20/06/2023

atelier écriture_cycle été 2023 #02 | quand le soleil s’efface du présent


 Souvent elle s’est projetée dans cet espace et ne sait plus très bien aujourd’hui comment le définir, le nommer, l’habiter. Il est à la fois présence et absence, souvenir et réalité. C’est un lieu traversé qui ne ressemble en rien au souvenir censé le représenter. Il faut l’imaginer, le recréer, se l’apprivoiser encore et encore.

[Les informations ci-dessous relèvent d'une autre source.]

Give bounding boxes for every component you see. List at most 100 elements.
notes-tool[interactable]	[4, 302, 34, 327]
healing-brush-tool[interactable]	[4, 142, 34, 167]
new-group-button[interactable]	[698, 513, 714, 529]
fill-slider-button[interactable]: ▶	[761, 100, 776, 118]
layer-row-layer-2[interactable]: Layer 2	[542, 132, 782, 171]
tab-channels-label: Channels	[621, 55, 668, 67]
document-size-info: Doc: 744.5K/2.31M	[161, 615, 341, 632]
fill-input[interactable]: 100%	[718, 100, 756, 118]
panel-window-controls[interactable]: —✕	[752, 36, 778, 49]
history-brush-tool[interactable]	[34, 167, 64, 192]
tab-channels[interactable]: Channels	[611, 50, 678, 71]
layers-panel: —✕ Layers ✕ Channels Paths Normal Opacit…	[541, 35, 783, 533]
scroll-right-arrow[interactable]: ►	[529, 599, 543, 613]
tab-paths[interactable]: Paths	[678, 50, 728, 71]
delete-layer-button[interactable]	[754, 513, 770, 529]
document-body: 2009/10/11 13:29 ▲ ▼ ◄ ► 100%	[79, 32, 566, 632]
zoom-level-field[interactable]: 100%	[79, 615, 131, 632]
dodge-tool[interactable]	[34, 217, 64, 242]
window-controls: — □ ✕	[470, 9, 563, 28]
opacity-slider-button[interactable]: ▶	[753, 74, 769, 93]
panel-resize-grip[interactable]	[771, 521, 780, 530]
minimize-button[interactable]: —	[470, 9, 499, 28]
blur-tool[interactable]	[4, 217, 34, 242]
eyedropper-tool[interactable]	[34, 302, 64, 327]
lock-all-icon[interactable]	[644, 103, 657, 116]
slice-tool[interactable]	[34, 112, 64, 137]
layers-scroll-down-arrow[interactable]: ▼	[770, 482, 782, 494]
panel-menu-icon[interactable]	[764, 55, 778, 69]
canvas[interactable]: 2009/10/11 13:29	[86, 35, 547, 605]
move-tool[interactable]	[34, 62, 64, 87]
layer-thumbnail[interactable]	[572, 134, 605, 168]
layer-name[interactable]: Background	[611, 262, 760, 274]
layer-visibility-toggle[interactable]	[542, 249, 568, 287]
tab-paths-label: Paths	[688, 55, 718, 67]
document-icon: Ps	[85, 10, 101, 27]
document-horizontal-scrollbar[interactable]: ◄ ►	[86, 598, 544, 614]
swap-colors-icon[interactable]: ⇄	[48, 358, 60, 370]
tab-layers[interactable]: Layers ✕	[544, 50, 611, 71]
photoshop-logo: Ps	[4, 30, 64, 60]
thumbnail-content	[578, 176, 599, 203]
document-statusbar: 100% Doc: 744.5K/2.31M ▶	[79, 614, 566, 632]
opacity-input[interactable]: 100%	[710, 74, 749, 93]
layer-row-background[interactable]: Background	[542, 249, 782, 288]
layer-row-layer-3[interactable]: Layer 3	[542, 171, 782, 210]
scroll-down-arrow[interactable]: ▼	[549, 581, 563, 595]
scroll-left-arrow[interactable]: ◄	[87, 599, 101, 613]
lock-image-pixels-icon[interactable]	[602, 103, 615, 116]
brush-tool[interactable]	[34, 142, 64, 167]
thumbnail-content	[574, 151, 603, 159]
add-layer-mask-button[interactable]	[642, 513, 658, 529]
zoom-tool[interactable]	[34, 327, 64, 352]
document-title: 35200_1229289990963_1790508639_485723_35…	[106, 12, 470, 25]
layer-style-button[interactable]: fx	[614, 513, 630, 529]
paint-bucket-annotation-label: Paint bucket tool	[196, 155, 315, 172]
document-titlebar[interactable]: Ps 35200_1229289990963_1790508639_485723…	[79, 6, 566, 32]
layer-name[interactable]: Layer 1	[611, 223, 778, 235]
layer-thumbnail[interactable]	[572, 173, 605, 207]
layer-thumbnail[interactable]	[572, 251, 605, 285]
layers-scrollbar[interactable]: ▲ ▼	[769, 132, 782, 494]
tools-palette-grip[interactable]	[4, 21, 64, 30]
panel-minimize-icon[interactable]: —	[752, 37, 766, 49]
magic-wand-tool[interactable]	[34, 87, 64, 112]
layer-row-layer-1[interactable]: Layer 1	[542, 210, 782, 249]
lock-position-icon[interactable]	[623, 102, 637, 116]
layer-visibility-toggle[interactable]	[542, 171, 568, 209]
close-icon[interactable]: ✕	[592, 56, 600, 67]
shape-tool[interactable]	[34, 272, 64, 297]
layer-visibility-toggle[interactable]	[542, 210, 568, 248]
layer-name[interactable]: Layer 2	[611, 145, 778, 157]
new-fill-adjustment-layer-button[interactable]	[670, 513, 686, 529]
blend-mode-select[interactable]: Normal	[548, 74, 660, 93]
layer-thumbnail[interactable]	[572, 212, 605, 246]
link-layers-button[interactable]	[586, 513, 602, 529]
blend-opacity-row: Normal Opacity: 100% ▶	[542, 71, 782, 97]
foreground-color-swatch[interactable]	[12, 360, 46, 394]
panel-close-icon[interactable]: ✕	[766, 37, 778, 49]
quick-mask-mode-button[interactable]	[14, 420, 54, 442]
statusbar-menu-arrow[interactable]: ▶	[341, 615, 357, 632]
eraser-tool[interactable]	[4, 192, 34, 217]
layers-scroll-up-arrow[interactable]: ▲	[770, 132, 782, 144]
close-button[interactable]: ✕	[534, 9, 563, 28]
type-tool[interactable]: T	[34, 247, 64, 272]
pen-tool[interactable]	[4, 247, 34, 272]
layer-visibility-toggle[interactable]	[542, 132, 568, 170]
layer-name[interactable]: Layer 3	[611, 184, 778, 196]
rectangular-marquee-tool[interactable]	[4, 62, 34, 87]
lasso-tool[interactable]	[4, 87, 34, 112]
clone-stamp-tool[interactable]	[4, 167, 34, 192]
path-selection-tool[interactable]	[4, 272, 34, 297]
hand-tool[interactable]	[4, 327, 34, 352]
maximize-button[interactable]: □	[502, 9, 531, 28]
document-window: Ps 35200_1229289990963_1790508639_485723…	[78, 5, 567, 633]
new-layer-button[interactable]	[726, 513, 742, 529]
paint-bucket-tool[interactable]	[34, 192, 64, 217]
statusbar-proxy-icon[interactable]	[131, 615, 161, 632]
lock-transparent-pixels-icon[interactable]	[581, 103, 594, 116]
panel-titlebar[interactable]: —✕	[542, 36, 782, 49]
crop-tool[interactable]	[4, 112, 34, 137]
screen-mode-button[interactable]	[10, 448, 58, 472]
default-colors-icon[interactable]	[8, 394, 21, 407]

Bien sûr, elle le reconnait ce lieu, identifie des ombres familières, les taches sur le mur à l’entrée à gauche, la tapisserie d’époque défraichie, la boule de bronze absente de la rampe de l’escalier, la fenêtre du fond au rideau en mousseline de soie jauni et à moitié tiré. Bien sûr, il lui échappe une nouvelle fois comme s’il lui était confisqué. Parfois elle ne reconnait rien, se perd, tourne en rond, part à la découverte d’une pièce secrète, imaginée, alors l’insatisfaction la submerge. Bien sûr, comment savoir si le temps passé s’est un jour arrêté sur un souvenir dérobé qu’elle ignore encore ? Là, l’interrupteur, celui qui sautait toujours à la première utilisation de la journée. Là, le trou dans le mur derrière la tapisserie décollée, elle y avait glissé un bout de papier sur lequel étaient notés les premiers mots d’un roman qu’elle imaginât sans fin ou encore le nom de son premier flirt. Là, son reflet à peine recomposé dans le miroir piqué de taches, la faute au tain altéré. La pièce qu’elle arpente aspire le vide, amplifie les battements de son cœur. Dehors, le soleil pâlit, s’efface du présent. Peu à peu, la perception du temps passé se répand dans la rue déserte. Elle s’est endormie sur le plancher, recroquevillée, la tête posée sur sa veste en jean. Un peu plus loin, une silhouette.